Friday was a hot night. Even high on a hill in Vista the heat was sweltering. High temperatures coupled with unusually high humidity. Elsewhere in the country communities were slipping into balmy fall weather. But here in Vista there was still no relief and the summer was heavy upon us as we ventured out for Friday entertainment. It wasn’t just the weather that was hot and steamy. Vistans were enjoying a number of sizzling venues as the sun went down behind white streaky clouds. Diners crowded the new restaurants with their exciting cuisines and theatre goers flocked to the large multi-screen Cinepolis.
Our destination was the Moonlight Amphitheater in Brengle Park. We were seeing the last show of the regular season. “Big Fish” is based on the novel by Daniel Wallace and the Columbia Motion Picture written by John August and directed by Tim Burton. Producing Artistic Director Steven Glaudini saw the Broadway production in New York and immediately recognized it as being perfect for Vista because it has family values at its core.
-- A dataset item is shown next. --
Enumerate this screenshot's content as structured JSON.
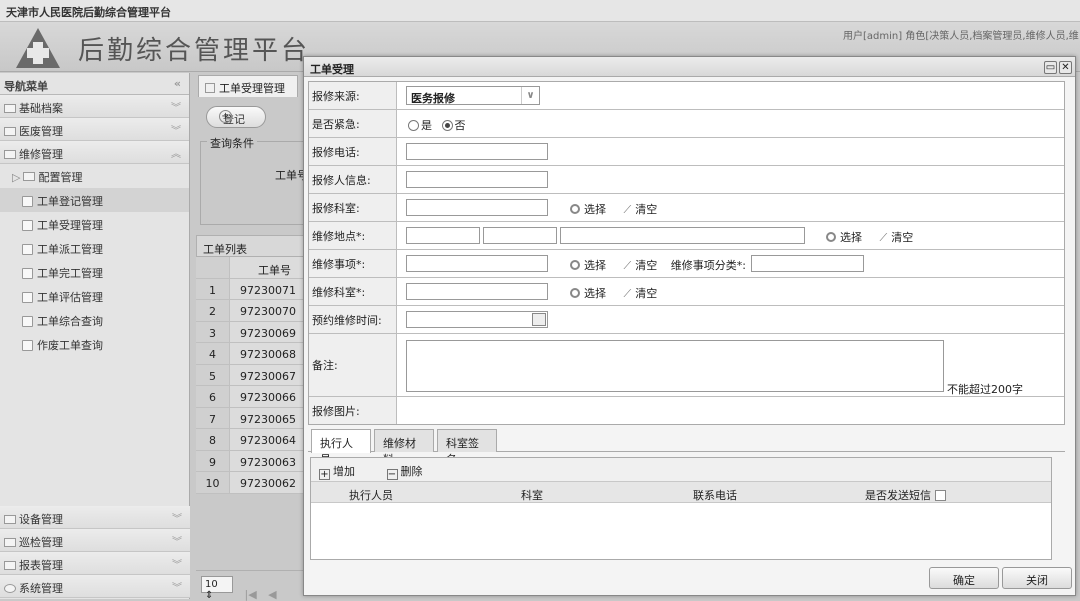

Photos by Ken Jacques & Mary Murphy
We luckily had an opportunity to meet with Steven and Toria Watson, the Executive Director of the Moonlight Cultural Foundation before the performance started. Steven was very excited as he told us how theater is a vehicle that moves audiences and this production is a great example of just how much the hearts of an audience can be stirred. He said that after seeing Big Fish numerous people had contacted Steven telling him they had gone home and immediately called their parents. One person had done so after a 15 year hiatus. Glaudini has been also quoted as saying , “We’ve got the Broadway set and the costumes are fabulous.”
Toria was excited about next year, season 36, because of what it is bringing to Vista and because the Moonlight theater is being recognized by some as the second best theater experience on the West Coast. She also had high praise for the cast and crew of Big Fish. Like several recent productions, Big Fish has a large cast that boasts over two dozen performers led by the stars Josh Adamson, Bets Malone and Patrick Cummings. More than a dozen people supported the on-stage talent including the incomparable Music director Elan McMahon.
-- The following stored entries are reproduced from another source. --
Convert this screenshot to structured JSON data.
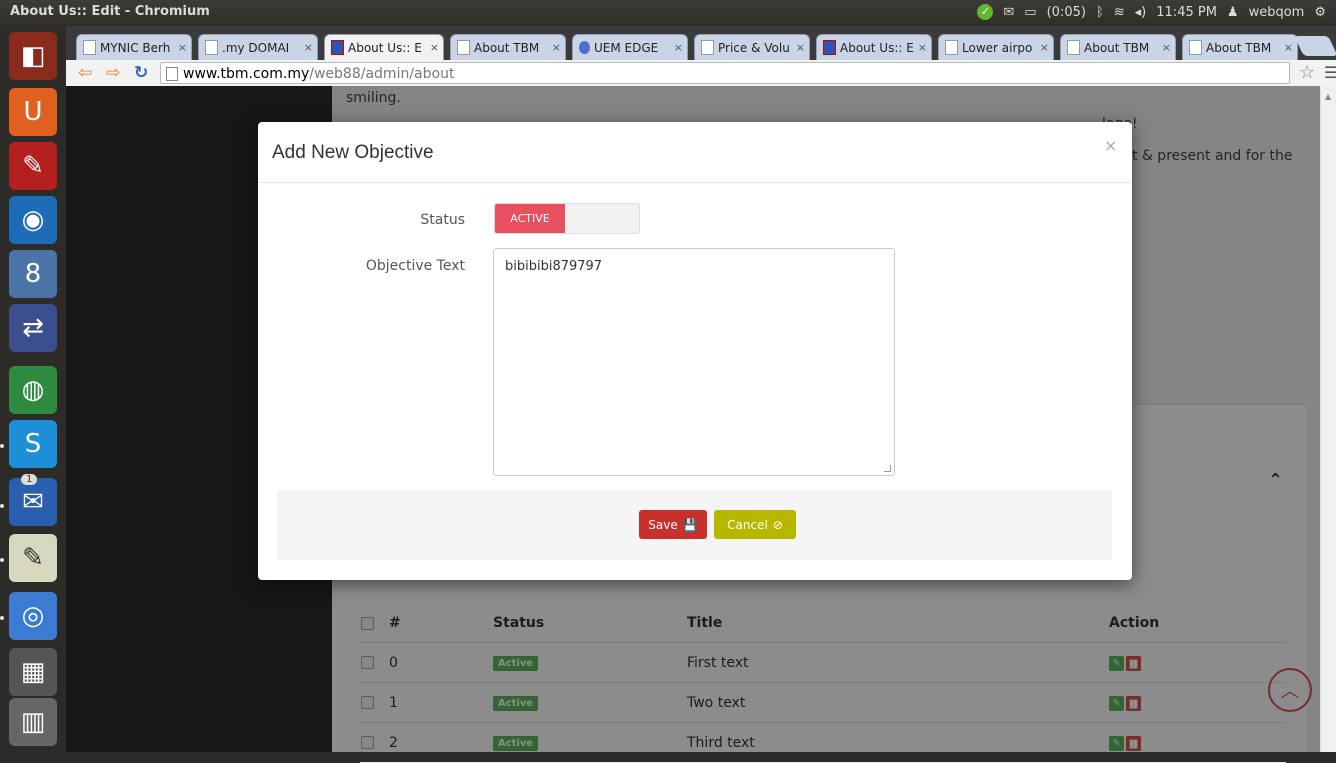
{
  "window": {
    "title": "About Us:: Edit - Chromium"
  },
  "tray": {
    "battery": "(0:05)",
    "clock": "11:45 PM",
    "user": "webqom"
  },
  "tabs": [
    {
      "label": "MYNIC Berh"
    },
    {
      "label": ".my DOMAI"
    },
    {
      "label": "About Us:: E"
    },
    {
      "label": "About TBM"
    },
    {
      "label": "UEM EDGE"
    },
    {
      "label": "Price & Volu"
    },
    {
      "label": "About Us:: E"
    },
    {
      "label": "Lower airpo"
    },
    {
      "label": "About TBM"
    },
    {
      "label": "About TBM"
    }
  ],
  "address": {
    "host": "www.tbm.com.my",
    "path": "/web88/admin/about"
  },
  "launcher": {
    "badge": "1"
  },
  "background": {
    "text_smiling": "smiling.",
    "text_logo": "logo!",
    "text_present": "t & present and for the"
  },
  "modal": {
    "title": "Add New Objective",
    "close": "×",
    "status_label": "Status",
    "status_value": "ACTIVE",
    "objective_label": "Objective Text",
    "objective_value": "bibibibi879797",
    "save_label": "Save",
    "cancel_label": "Cancel"
  },
  "table": {
    "headers": {
      "num": "#",
      "status": "Status",
      "title": "Title",
      "action": "Action"
    },
    "rows": [
      {
        "num": "0",
        "status": "Active",
        "title": "First text"
      },
      {
        "num": "1",
        "status": "Active",
        "title": "Two text"
      },
      {
        "num": "2",
        "status": "Active",
        "title": "Third text"
      }
    ]
  },
  "colors": {
    "save": "#c9302c",
    "cancel": "#b7b700",
    "active_toggle": "#e8505f",
    "badge": "#5cb85c"
  }
}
Speaking of crew members, we met the two sound engineers that were responsible for everything we heard. Toria told us how they have more stage cues than the cast members because Big Fish is complicated with visual and video effects. Jim Zadai was working with all the wireless sound and Paul Canalitti controlled the orchestra audio. Paul told us that this was his 21st year with the Moonlight and his “day Job” is that of the Drama teacher at Guajome Academy.
We also ran into Cindy from the Moonlight Angels and two of the many volunteer ushers. Cindy was the mother hen for young volunteers (including two princesses) Leslie Martinez, Cheyenne Coslow, Boston Jelmeyer, and Samantha Perez-Robinson. Norma Payne and Jan Turner were sweetly greeting everyone, passing out programs, and offering guidance to seating. The two ladies were obviously enjoying what they were doing.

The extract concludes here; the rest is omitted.